A typical automotive engine management system (EMS) includes numerous electromagnetic actuators that are controlled by an electronic control module (ECM). One technique for performing actuator control involves current modulation to achieve a desired actuator current to operate an armature of the actuator. In various applications, it is desirable that the EMS measure an actuator current on a high-side of the load, i.e., actuator coil, when the high-side of the load is either at EMS voltage or, in some applications, boosted EMS voltage. Measurement of the current provided to the load can become problematic, as the measurement must take place in the presence of high common mode voltage. A classical method of current measurement involves the insertion of a known resistance in the current path and the measurement of the resulting voltage drop across the resistance. However, for systems that have high actuator currents, it is generally desirable to utilize a relatively low value resistor to achieve acceptable component power dissipations.
Traditionally, due to economic considerations, a current mirror has been utilized to make load current measurements. Unfortunately, current mirrors are notoriously inaccurate, due to variations in transistor parameters. Further, in a system that implements a current mirror to measure a high-side load current, the system may suffer from degraded actuator performance in that the actuator current may not be controlled within desired parameters. Additionally, such systems typically use a metal-oxide semiconductor field-effect transistor (MOSFET) to act as a low-side switch, i.e., a switch placed between a low-side of the load and ground. MOSFET drive circuits, associated with the MOSFET, typically exhibit overshoot and undershoot errors due to drive circuit component tolerances. These current overshoot and undershoot errors may also lead to degraded actuator performance.

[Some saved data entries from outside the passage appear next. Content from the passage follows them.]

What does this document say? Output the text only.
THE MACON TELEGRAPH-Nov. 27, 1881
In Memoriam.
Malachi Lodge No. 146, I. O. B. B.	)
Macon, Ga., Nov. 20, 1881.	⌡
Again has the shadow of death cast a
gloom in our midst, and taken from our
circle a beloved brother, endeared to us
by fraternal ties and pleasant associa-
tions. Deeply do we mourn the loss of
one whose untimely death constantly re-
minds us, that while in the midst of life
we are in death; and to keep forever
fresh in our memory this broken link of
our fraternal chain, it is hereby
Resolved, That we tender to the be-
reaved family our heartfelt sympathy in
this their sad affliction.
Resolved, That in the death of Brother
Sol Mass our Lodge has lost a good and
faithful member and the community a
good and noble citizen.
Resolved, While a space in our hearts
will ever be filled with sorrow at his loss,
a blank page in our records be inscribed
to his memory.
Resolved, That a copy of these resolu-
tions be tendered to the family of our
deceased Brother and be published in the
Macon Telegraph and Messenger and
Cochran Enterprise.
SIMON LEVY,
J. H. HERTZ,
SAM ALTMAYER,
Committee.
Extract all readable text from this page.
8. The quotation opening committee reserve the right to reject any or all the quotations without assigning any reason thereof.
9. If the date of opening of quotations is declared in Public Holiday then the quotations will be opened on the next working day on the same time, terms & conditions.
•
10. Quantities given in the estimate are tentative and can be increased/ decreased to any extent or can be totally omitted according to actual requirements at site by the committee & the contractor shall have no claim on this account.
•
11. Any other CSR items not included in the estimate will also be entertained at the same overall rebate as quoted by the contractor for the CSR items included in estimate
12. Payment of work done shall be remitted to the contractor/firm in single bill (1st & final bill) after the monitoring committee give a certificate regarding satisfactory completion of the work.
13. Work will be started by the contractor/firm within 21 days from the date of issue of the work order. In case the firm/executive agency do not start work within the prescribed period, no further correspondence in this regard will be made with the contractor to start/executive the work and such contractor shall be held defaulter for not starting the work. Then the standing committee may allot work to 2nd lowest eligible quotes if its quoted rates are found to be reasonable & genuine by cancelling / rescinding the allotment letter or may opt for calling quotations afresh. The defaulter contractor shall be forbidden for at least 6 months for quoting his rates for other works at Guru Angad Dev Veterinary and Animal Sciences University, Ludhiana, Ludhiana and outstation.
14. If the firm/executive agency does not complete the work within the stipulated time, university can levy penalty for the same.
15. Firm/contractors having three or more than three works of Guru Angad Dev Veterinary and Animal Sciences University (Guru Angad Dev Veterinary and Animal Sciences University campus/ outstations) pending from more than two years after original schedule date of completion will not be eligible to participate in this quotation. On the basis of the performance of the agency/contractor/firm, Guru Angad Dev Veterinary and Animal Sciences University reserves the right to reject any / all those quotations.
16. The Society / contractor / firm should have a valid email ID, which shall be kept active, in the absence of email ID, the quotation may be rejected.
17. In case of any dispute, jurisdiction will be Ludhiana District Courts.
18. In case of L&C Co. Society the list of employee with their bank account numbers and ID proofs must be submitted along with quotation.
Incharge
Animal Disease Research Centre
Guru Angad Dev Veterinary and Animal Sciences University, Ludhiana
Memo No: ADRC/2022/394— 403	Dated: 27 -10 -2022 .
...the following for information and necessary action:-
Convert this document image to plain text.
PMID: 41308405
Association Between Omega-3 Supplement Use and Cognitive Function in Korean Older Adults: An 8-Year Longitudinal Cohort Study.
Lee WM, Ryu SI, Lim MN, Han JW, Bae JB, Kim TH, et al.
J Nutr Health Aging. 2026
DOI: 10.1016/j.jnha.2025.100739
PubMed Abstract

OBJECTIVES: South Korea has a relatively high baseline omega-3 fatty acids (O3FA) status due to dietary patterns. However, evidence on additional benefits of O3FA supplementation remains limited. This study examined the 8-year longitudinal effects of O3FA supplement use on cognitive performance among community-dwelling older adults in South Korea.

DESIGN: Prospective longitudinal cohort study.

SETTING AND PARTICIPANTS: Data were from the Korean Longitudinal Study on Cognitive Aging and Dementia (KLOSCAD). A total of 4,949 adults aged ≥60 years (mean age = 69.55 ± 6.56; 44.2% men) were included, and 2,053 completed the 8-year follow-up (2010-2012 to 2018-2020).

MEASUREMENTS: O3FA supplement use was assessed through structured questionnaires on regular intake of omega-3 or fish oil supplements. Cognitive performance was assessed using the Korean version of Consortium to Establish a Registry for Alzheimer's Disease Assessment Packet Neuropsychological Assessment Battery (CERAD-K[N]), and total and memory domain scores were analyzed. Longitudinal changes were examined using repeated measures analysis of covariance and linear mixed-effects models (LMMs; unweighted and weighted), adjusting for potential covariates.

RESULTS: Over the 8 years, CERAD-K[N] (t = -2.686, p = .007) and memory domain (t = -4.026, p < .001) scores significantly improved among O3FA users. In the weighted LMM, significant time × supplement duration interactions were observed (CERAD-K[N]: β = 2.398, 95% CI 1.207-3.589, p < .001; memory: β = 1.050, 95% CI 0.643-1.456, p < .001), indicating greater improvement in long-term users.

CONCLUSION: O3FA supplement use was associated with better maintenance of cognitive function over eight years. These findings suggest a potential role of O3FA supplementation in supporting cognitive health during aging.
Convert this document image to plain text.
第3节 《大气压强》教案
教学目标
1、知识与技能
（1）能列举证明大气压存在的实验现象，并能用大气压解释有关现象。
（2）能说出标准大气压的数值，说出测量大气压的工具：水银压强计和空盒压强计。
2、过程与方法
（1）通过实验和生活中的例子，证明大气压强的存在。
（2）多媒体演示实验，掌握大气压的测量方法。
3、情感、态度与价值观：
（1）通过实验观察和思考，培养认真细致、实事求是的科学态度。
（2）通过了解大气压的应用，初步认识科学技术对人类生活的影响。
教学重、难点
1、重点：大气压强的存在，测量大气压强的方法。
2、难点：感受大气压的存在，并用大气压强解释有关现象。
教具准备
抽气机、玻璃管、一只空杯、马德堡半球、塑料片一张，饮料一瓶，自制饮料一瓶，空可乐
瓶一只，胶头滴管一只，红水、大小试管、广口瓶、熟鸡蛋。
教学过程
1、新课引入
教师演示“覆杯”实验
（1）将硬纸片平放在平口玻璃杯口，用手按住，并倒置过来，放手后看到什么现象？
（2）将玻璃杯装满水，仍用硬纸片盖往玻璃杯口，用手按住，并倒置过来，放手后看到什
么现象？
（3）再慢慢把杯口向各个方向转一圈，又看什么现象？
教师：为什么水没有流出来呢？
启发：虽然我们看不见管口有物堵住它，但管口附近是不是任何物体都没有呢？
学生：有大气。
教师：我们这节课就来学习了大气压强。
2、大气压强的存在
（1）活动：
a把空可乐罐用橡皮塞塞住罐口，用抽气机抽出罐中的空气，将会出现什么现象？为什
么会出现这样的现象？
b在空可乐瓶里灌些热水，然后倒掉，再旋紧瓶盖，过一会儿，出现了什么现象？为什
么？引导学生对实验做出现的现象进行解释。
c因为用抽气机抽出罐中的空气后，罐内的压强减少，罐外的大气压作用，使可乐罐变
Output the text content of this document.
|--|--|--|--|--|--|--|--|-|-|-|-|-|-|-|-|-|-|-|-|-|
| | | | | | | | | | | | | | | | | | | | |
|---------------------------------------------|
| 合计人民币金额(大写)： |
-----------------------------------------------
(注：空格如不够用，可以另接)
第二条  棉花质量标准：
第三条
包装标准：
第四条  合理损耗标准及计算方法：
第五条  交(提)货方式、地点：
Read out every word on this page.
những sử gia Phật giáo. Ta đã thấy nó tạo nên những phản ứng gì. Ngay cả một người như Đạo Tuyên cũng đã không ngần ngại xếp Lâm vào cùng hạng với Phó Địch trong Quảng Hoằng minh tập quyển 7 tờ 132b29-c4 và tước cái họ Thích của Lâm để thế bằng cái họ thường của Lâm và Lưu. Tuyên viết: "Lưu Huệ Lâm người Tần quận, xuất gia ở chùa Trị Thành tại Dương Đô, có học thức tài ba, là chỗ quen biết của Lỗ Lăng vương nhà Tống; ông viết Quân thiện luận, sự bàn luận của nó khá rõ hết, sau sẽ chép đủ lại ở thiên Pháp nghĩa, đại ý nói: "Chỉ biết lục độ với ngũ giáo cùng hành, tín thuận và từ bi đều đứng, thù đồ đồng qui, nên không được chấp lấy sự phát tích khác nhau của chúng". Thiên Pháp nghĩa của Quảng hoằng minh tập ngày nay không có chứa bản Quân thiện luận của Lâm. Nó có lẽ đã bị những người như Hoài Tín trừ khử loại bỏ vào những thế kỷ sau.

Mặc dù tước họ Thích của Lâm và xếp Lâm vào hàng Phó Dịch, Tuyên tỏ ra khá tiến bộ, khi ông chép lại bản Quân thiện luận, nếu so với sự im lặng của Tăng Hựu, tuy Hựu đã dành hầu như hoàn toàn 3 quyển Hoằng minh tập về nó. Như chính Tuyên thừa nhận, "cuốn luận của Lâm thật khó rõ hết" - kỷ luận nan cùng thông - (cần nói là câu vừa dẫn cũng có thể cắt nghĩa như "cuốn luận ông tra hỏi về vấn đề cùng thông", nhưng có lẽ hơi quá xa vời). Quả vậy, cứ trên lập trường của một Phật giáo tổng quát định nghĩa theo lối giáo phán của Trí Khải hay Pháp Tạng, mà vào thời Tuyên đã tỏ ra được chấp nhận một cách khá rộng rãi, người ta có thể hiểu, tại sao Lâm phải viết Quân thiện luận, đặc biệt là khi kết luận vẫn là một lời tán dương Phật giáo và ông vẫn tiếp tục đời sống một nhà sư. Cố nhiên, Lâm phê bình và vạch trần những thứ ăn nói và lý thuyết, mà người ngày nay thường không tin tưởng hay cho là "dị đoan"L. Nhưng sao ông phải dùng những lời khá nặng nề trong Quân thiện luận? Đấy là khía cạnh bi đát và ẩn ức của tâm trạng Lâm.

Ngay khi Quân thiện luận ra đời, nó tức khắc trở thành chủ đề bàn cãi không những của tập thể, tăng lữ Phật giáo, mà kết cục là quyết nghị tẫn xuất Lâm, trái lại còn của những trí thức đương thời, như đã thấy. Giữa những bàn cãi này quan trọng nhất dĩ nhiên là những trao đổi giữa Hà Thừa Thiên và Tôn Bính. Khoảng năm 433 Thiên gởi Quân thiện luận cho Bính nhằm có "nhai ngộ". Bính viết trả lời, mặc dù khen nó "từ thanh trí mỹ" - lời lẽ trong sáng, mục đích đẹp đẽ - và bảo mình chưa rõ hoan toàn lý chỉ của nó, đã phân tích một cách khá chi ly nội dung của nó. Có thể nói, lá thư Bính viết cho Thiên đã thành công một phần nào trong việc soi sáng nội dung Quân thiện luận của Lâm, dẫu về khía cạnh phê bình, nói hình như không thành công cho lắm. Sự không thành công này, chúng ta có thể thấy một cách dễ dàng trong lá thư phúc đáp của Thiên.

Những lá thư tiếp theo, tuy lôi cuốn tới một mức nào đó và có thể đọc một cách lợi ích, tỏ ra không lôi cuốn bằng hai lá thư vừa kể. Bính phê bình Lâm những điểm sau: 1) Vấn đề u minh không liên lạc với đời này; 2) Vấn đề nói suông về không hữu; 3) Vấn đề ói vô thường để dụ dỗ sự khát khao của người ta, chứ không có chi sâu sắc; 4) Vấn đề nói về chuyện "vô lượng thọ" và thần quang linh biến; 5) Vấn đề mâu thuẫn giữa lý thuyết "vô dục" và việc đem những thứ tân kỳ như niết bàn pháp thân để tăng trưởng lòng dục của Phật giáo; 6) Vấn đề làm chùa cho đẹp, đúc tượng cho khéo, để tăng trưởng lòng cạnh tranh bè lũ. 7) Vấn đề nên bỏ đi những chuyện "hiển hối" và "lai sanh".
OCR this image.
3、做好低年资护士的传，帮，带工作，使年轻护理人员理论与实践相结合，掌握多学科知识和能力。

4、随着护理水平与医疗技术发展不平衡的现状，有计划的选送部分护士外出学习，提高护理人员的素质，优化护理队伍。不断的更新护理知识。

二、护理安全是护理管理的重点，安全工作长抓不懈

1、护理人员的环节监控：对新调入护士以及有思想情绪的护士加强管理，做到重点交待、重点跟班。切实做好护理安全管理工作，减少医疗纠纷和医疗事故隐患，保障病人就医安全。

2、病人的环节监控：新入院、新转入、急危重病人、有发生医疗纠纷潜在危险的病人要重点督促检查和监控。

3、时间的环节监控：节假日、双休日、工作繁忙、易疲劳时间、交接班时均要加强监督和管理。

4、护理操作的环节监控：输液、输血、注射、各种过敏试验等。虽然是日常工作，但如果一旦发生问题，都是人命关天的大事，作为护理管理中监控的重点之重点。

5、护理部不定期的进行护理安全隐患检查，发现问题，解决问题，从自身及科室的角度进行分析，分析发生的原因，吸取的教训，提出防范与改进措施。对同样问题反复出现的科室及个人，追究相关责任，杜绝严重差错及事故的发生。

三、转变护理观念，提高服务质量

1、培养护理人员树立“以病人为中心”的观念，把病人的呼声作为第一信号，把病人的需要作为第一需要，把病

Historically, ECMs have been factory calibrated to provide a desired actuator current to a given actuator. However, in such factory calibrated systems, the calibration is fixed for the life of the product and is valid only if the ECM and actuator performance do not drift over the product lifetime. Further, the calibration is dependent on accurate correlation between the load, used during calibration, and the actual load of the end application. It should be appreciated that this necessitates tight tolerance requirements on the actuator, and accordingly, increased actuator cost. Additionally, ECM components will inevitably drift over the life of the system, which will result in degraded actuator performance. Given that the calibration is performed at a single ECM temperature, the calibration also does not necessarily mitigate errors over the operational temperature range of the ECM. In addition, traditional calibration processes have increased manufacturing capital equipment requirements and manufacturing cycle times and have, thus, led to increased product cost.
What is needed is a technique for calibrating a current control circuit that provides adequate current measurement accuracy, without the need for factory calibration using external equipment. It would also be desirable if the calibrated current control circuit was capable of compensating for drift in component tolerances over the life of the product.